I have an office that i’m designing it’s network.
it has the following already existing hw;
Cisco ASA firewall.
1 core cisco switch
4 edge cisco layer 3 switche (all Gb)
10 apple airport express.
Natted services:
– CCTV/dvr
– open directory/dns/file server
– 4 distinct type of end users/departments.
I’m considering the following:
internet -> ASA -> DMZ(open directory + dvr) | internal gateway (iptables or TMG) providing caching and shaping traffic -> core switch -> edge switches (vlans mentioned)
These are the questions i’m thinking about at the moment:
1. Who handles dhcp ? core switch or gateway (windows/linux)
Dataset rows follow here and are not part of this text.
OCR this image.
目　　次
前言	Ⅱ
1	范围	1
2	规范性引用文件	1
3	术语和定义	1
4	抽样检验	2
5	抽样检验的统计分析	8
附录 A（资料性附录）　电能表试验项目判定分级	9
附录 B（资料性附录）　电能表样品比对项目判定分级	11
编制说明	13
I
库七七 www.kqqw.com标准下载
2. i need per user logging, how can i enable that with vlans? in other words i want to go into my gateway and see that user X from vlan Y has traffic to destination Z. is that possible ? or i’m bound to just see the subnet source for each vlan ? (this part is related to where dhcp is set)
3. should i put ccttv/dvr and open directory in two separate vlans inside the DMZ?
4. what’s the best practice for Access points to use as a bridge or they should serve their own DHCP ?
5. i need to add VPN access. should i rely on ASA or it’s better to use a separate appliance.
6. in case i acquired a vpn appliance for users to connect to. what’s the best location for it ? in DMZ or outside the firewall.